Legal experts say cases like Archie are rare. But some disputes where doctors ‘judgment go against families’ wishes have raged in the public eye, such as the 2017 legal battle for Charlie Garda, an infant with a rare genetic disorder. The parents unsuccessfully fought for the experimental treatment before their death.

Under British law, courts often intervene when parents and doctors refuse to treat a child. The best interests of the child take precedence over the parents’ right to decide what they think is best.

Ilora Finlay, professor of palliative medicine at Cardiff University and a member of the House of Lords, said this week that she hopes the conservative government will conduct an independent investigation into the different ways in which these cases are dealt with. Resolving such disputes through an adversarial trial does not help anyone, she said.

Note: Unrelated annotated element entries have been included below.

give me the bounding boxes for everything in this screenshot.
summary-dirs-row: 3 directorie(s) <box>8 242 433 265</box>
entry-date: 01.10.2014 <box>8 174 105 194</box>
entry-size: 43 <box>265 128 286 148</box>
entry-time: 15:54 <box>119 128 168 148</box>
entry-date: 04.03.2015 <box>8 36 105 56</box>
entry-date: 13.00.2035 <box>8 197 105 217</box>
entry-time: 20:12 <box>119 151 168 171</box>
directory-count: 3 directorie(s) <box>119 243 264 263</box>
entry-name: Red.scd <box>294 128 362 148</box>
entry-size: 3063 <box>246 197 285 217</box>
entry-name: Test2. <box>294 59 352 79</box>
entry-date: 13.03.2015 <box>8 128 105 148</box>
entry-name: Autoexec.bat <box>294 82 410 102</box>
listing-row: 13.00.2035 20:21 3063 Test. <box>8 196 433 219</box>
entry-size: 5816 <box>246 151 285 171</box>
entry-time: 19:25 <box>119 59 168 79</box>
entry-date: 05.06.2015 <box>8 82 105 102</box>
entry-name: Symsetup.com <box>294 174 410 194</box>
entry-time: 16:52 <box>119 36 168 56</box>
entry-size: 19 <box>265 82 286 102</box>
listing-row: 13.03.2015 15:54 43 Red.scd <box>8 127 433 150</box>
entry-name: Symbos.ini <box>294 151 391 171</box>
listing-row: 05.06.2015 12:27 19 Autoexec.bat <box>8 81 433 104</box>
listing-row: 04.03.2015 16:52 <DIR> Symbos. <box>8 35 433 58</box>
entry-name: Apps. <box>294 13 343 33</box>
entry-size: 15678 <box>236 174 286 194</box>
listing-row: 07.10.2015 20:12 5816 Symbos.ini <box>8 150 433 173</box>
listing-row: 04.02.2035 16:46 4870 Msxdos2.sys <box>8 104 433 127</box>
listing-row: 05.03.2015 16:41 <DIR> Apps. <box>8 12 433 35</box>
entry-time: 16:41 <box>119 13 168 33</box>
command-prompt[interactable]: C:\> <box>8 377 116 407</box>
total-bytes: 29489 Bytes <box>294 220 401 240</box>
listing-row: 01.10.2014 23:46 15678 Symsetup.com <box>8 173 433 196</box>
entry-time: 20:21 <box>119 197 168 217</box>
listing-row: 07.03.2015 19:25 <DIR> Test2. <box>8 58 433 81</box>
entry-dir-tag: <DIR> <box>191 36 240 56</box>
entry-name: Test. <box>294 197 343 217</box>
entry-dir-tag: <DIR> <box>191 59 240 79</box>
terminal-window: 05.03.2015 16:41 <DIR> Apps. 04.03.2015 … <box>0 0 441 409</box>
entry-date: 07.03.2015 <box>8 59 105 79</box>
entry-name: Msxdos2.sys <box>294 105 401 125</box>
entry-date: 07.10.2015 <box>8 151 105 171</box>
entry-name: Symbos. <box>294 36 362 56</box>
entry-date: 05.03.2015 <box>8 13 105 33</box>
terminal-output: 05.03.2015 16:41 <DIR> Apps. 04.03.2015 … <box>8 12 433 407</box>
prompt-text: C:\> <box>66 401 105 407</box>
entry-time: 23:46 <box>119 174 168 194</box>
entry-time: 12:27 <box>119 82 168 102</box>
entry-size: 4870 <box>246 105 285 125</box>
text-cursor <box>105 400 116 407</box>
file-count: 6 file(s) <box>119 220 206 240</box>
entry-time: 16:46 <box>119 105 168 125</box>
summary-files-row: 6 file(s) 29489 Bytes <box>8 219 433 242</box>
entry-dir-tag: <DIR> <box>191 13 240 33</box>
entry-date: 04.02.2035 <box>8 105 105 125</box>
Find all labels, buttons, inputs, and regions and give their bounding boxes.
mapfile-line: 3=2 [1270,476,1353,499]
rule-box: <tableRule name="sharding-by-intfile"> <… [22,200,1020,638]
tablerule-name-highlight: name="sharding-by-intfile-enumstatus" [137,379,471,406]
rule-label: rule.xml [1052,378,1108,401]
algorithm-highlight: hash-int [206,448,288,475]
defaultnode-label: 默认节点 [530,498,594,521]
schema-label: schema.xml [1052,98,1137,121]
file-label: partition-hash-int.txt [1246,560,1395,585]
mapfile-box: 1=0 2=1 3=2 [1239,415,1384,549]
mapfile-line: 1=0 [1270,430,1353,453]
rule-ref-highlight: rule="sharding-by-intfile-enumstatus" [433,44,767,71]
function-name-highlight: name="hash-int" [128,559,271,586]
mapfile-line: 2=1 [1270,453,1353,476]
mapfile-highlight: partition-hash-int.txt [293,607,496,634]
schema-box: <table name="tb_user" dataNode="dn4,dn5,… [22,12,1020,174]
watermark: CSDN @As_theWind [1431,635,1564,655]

“Parents don’t want to go to court. Doctors don’t want to go to court. Managers don’t want to go to court, ”said Finlay Times Radio. “I am concerned that these cases are brought to court too quickly and too soon, and that we need an alternative way of managing the communication between doctors and parents.”

The difficulty for parents is that they are shocked and often want to deny that catastrophic brain damage has occurred, Finlay said.

“When it comes to brain trauma, often their baby looks intact, so their face looks the way it always does,” she said. “So understanding what’s happening in the brain and the amount of damage is something that needs to be thoroughly explained to the parents, and that takes time.”

Archie’s family was supported by the Christian Concern, which campaigns about the end of life and the role of religion in society. The group said it was a “privilege” to stand next to the family.

“The events of the past few weeks have raised many important issues, including questions about how death is defined, how these decisions are made and where the family is,” said Christian Concern CEO Andrea Williams.